Random Turing Ask Me Anything
Recently a current Turing student reached out with some questions. I thought I'd share them along with my responses! Don't worry I didn't completely lose my mind like I did with the infamous TFA incident of 2024. Unlike TFA, I love the Turing School of Software and Design and encourage everyone to donate to keep the program going.
Other than Very Normal, what are some other personal projects you are working on? How do the skills you learned during Turing come into play?
Aside from verynormal.info, there is also verynormal.dev which I use for hosting personal projects. Right now, I'm working on a time tracking tool which helps me check that I'm spending my time in a way that aligns with my values. Earlier last year I put together a little math game to teach addition facts.
I often reach for Rails when I'm building personal projects. I learned Rails at Turing, so as a result it's the framework that I really have the best intuition around.
In general, I pick personal projects that bring me joy. I'm not looking to build anything commercially viable at the moment. Often writing is the thing that sparks the most joy.
(I know this question likely leads to biased answers, but:) What are some invaluable (possibly universal) skills that you believe most software engineers should know that Turing does not teach?
The Turing School of Software and Design gives us good intuition about code - keep methods and classes small, write tests, model-view-controller and RESTful routing etc. But, what's challenging going into software engineering is how to develop good intuition about production systems. Practically that means reading, testing, and understanding code that you did not write. It also means using logs and database queries to interrogate the system.
Learning Rails has been a bit of an overwhelming task for me. I'm finally getting some of the basics down, but every step feels uncertain. Do you have any tips or resources that may help, or is this overwhelming feeling and uncertainty going to go away over time?
Learning Rails is hard. I struggled a lot in Mod 2, which was when I was introduced to the framework. It's different than learning Ruby because a lot of the initial learning curve is understanding where things go. Convention is the beauty of Rails, but it is also something that we must simply force ourselves to learn through practice.
Another nice thing about Rails is the community surrounding the ecosystem.
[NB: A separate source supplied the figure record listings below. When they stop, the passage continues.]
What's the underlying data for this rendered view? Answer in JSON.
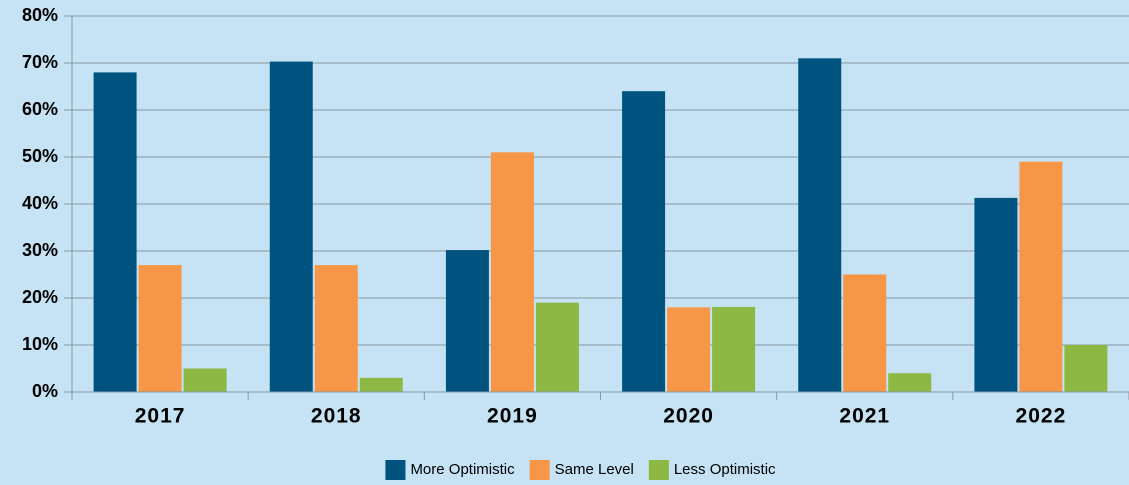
{
  "chart_data": {
    "type": "bar",
    "categories": [
      "2017",
      "2018",
      "2019",
      "2020",
      "2021",
      "2022"
    ],
    "series": [
      {
        "name": "More Optimistic",
        "color": "#00527f",
        "values": [
          68,
          70.3,
          30.2,
          64,
          71,
          41.3
        ]
      },
      {
        "name": "Same Level",
        "color": "#f79646",
        "values": [
          27,
          27,
          51,
          18,
          25,
          49
        ]
      },
      {
        "name": "Less Optimistic",
        "color": "#8db843",
        "values": [
          5,
          3,
          19,
          18.1,
          4,
          10
        ]
      }
    ],
    "ylim": [
      0,
      80
    ],
    "yticks": [
      {
        "value": 0,
        "label": "0%"
      },
      {
        "value": 10,
        "label": "10%"
      },
      {
        "value": 20,
        "label": "20%"
      },
      {
        "value": 30,
        "label": "30%"
      },
      {
        "value": 40,
        "label": "40%"
      },
      {
        "value": 50,
        "label": "50%"
      },
      {
        "value": 60,
        "label": "60%"
      },
      {
        "value": 70,
        "label": "70%"
      },
      {
        "value": 80,
        "label": "80%"
      }
    ],
    "grid": true,
    "legend": "bottom"
  }
}
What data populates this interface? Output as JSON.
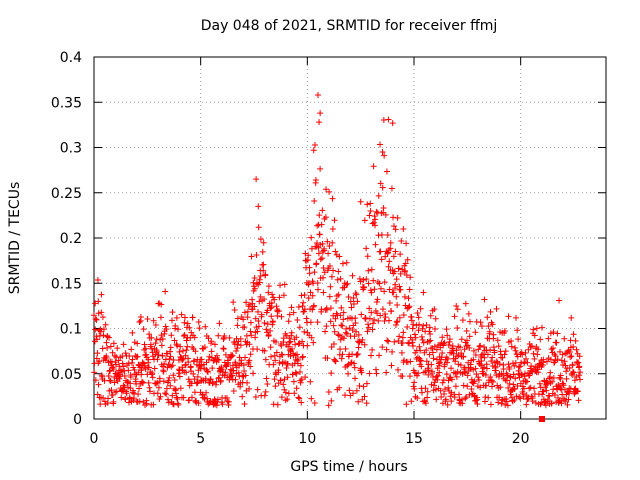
{
  "chart_data": {
    "type": "scatter",
    "title": "Day 048 of 2021, SRMTID for receiver ffmj",
    "xlabel": "GPS time / hours",
    "ylabel": "SRMTID / TECUs",
    "xlim": [
      0,
      24
    ],
    "ylim": [
      0,
      0.4
    ],
    "x_ticks": [
      0,
      5,
      10,
      15,
      20
    ],
    "x_tick_labels": [
      "0",
      "5",
      "10",
      "15",
      "20"
    ],
    "y_ticks": [
      0,
      0.05,
      0.1,
      0.15,
      0.2,
      0.25,
      0.3,
      0.35,
      0.4
    ],
    "y_tick_labels": [
      "0",
      "0.05",
      "0.1",
      "0.15",
      "0.2",
      "0.25",
      "0.3",
      "0.35",
      "0.4"
    ],
    "grid": true,
    "marker": "plus",
    "color": "#ff0000",
    "series": [
      {
        "name": "SRMTID",
        "trend": {
          "x": [
            0,
            0.5,
            1,
            1.5,
            2,
            2.5,
            3,
            3.5,
            4,
            4.5,
            5,
            5.5,
            6,
            6.5,
            7,
            7.5,
            8,
            8.5,
            9,
            9.5,
            10,
            10.5,
            11,
            11.5,
            12,
            12.5,
            13,
            13.5,
            14,
            14.5,
            15,
            15.5,
            16,
            16.5,
            17,
            17.5,
            18,
            18.5,
            19,
            19.5,
            20,
            20.5,
            21,
            21.5,
            22,
            22.5,
            22.8
          ],
          "y": [
            0.095,
            0.06,
            0.045,
            0.042,
            0.048,
            0.065,
            0.075,
            0.065,
            0.06,
            0.062,
            0.055,
            0.05,
            0.055,
            0.06,
            0.07,
            0.1,
            0.12,
            0.09,
            0.07,
            0.075,
            0.12,
            0.17,
            0.15,
            0.11,
            0.1,
            0.1,
            0.14,
            0.2,
            0.17,
            0.12,
            0.08,
            0.065,
            0.065,
            0.06,
            0.06,
            0.065,
            0.06,
            0.065,
            0.055,
            0.055,
            0.05,
            0.05,
            0.05,
            0.05,
            0.055,
            0.05,
            0.05
          ]
        },
        "notable_points": [
          {
            "x": 10.5,
            "y": 0.358
          },
          {
            "x": 10.6,
            "y": 0.338
          },
          {
            "x": 10.55,
            "y": 0.328
          },
          {
            "x": 13.8,
            "y": 0.331
          },
          {
            "x": 14.0,
            "y": 0.327
          },
          {
            "x": 10.3,
            "y": 0.297
          },
          {
            "x": 13.6,
            "y": 0.291
          },
          {
            "x": 7.6,
            "y": 0.265
          },
          {
            "x": 7.7,
            "y": 0.235
          },
          {
            "x": 12.5,
            "y": 0.24
          },
          {
            "x": 14.5,
            "y": 0.21
          },
          {
            "x": 18.3,
            "y": 0.132
          },
          {
            "x": 21.8,
            "y": 0.131
          },
          {
            "x": 21.0,
            "y": 0.101
          },
          {
            "x": 0.2,
            "y": 0.13
          },
          {
            "x": 21.0,
            "y": 0.0
          }
        ]
      }
    ]
  }
}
There are great tutorials and learning resources out there that I reach for.
- LLM's like Claude and ChatGPT are great because Rails is well established in the training corpus.
- Go Rails is the gold standard for Rails tutorials.
- Drifting Ruby is another good video resource.
- Rails 8 Unpacked with Typecraft is a Rails-sponsored tutorial series aimed at introducing Rails 8 and is really well produced.
- Ruby Weekly is a great newsletter.
- Confreaks has an enormous backlog of Ruby and Rails conference talks. Pro tip: a good question when networking is for conference talk recommendations.
I have never been very, traditionally, creative. I have difficulty coming up with ideas to pursue (in a personal coding project sense) and even when an idea comes to mind its always fuzzy at best. I was wondering if you might talk about your process: how you come up with an idea as well as bring it to fruition. Or does it tend to come naturally?
I believe that creativity comes from practice and experience. I don't have a lot of ideas for full applications, but sometimes I have an idea for a feature or a small utility that I'd like to create to solve a problem I'm struggling with. From that first idea, the next step is to ask, what would make this even better?
It's also worth doing the same thing in different frameworks, languages, or just implementations. The math game I mentioned was initially a spreadsheet, then a react app, then a ruby command line tool, and finally a Rails app.
Canonically, the to do list is a common project to use to learn a new framework or language. Do a to do list in Rails, then do it again but with a cleaner implementation. Then do it again in another framework or language entirely.
This one is a bit random, but I love having at least one personal question: Do you listen to music to boost your productivity? If so, which genres do you tend to favor while working on a project? If not, are there any other things you enjoy during work time? Perhaps a nice cup of tea?
When I'm working I almost always have music on - typically progressive rock without a ton of lyrics. Phish and Goose are my favorites. My morning coffee is one of my great joys.